Trade based on comparative advantage still exists: France and Italy are known for their wines, and Switzerland maintains a reputation for fine watches. Alongside this kind of trade, an exchange based on a competitive advantage began late in the 19th century. Several countries in Europe and North America having reached a fairly advanced stage of industrialization, competitive advantage began to play a more important role in trade. With relatively similar economies countries could start competing for customers in each other's home markets. Whereas comparative advantage is based on location, competitive advantage must be earned by product quality and cus­tomer acceptance. For example, German manufacturers sell cars in the United States, and American automakers sell cars in Germany, both coun­tries as well as Japanese automakers competing for customers throughout Europe and in Latin America.

Thus, international trade leads to more efficient and increased world production, allows countries to consume a larger and more diverse amount of goods, expands the number of potential markets in which a country can sell its goods. The increased international demand for goods results in greater production and more extensive use of raw materials and labour, which means the growth of domestic employment. Competition from international trade can also force domestic firms to become more efficient through moderniza­tion and innovation.

It is obvious that within each economy the importance of foreign trade varies. Some nations export only to expand their domestic market or to aid economically depressed sectors within the domestic economy.

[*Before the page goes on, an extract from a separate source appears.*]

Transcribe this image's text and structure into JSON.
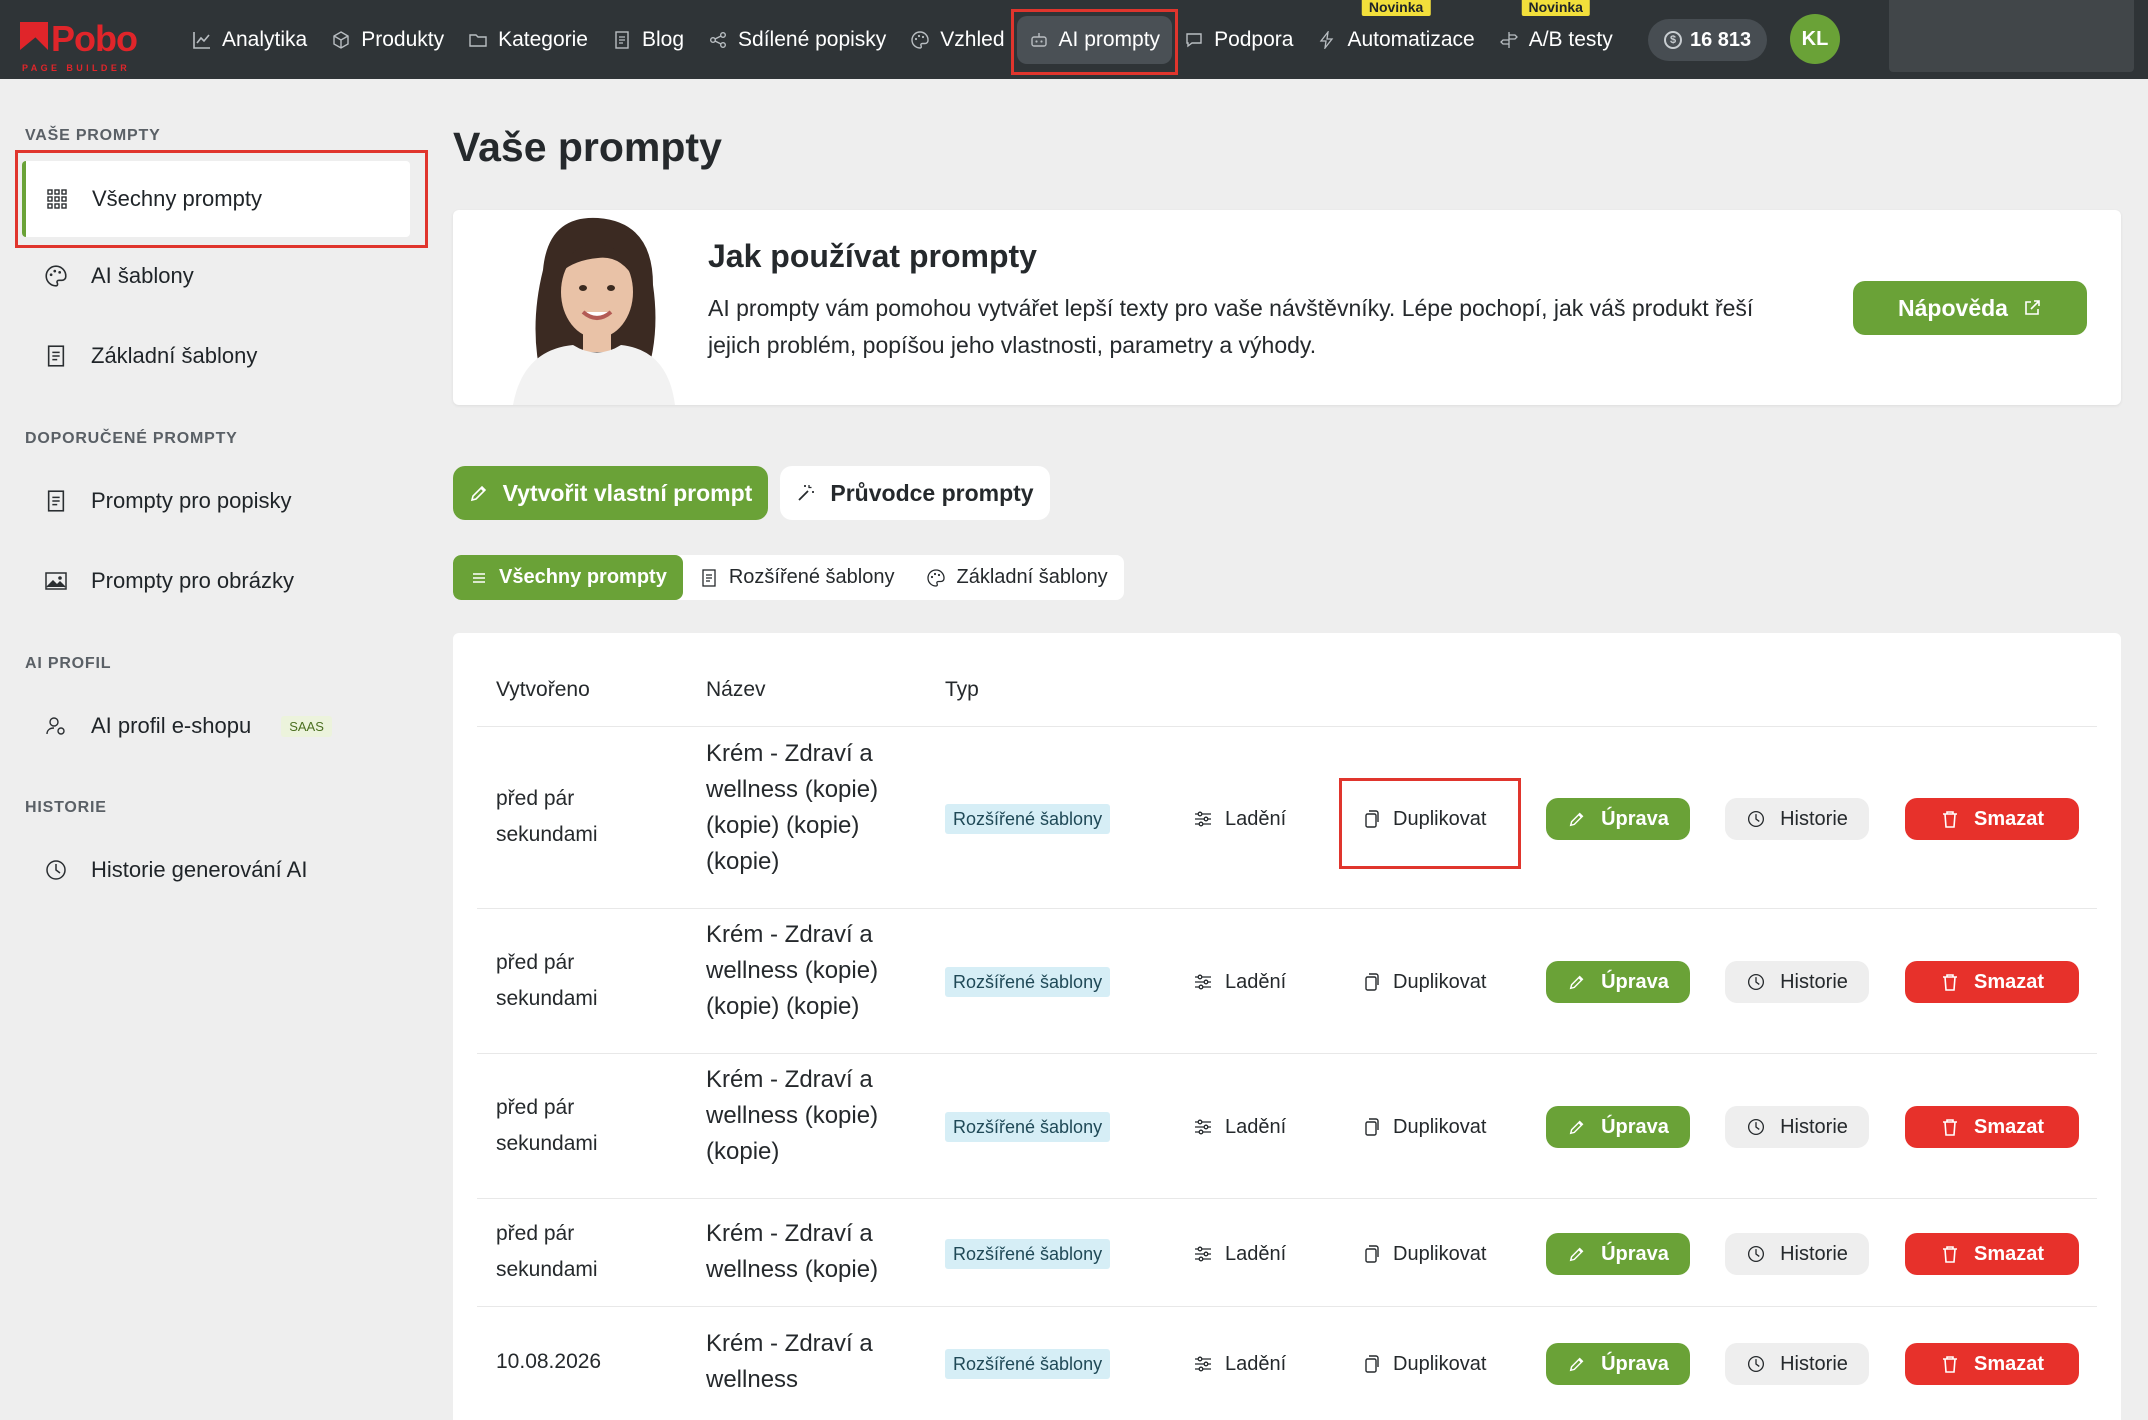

Other nations depend on trade for a large part of their national income and it is often im­portant for them to develop import of manufactured goods in order to supply the ones for domestic consumption. In recent years foreign trade has also been considered as a means to promote growth within a nation's economy. Developing countries and international organizations have increasingly em­phasized such trade.

Vocabulary

international trade – международная торговля

boundary – граница

foreign trade – внешняя торговля

economic unit – хозяйственная единица

agricultural enterprise – сельскохозяйственное предприятие

industrial enterprise – промышленное предприятие

service enterprise – предприятие сферы обслуживания

finished goods – готовые изделия

intermediate goods – полуфабрикаты

agricultural goods – сельскохозяйственные товары

foodstuffs – пищевые продукты

to expand – расширять, развивать

domestic economy – внутренняя экономика

to assume – зд. принимать

to meet demand – удовлетворять спрос, требования

scarce resources – редкие ресурсы

to allocate – размещать, распределять

absolute ad­vantage – абсолютное преимущество

in turn – в свою очередь

woolens – шерстяные ткани

comparative advantage – сравнительное преимущество

in line with – в соответствии с

to gain – выигрывать; получать; извлекать пользу, выгоду

competitive advantage – преимущество, основанное на конкуренции

product quality – качество продукции

customer acceptance – приемка изделий заказчиком

extensive use – широкое применение, использование

employment – занятие; работа; занятость

innovation – нововведение, новшество; инновация, новаторство

domestic market – внутренний рынок

to aid – помогать, оказывать помощь, поддержку, способствовать

depressed sector – ослабленный сектор

developing countries – развивающиеся страны

I. Give Russian equivalents to the following word combinations:

international trade; exchange of goods and services between nations; economic unit; to participate in trade; agricultural enterprise; intermediate goods; foodstuffs; to consume; to expand the potential market; economic relations among nations; domestic economy; to meet a growing demand for goods; growth of domestic employment; to expand a domestic market; to develop import of manufactured goods.

II. Give English equivalents to the following word combinations:

внешняя торговля; промышленное предприятие; предприятие сферы обслуживания; готовые изделия; сельскохозяйственные товары; удовлетворять спрос; распределять редкие ресурсы; абсолютное преимущество; сравнительное преимущество; преимущество, основанное на конкуренции; качество продукции; приемка изделий заказчиком; широкое использование сырья; помогать ослабленным секторам местной эко­номики; внутреннее потребление; развивающиеся страны.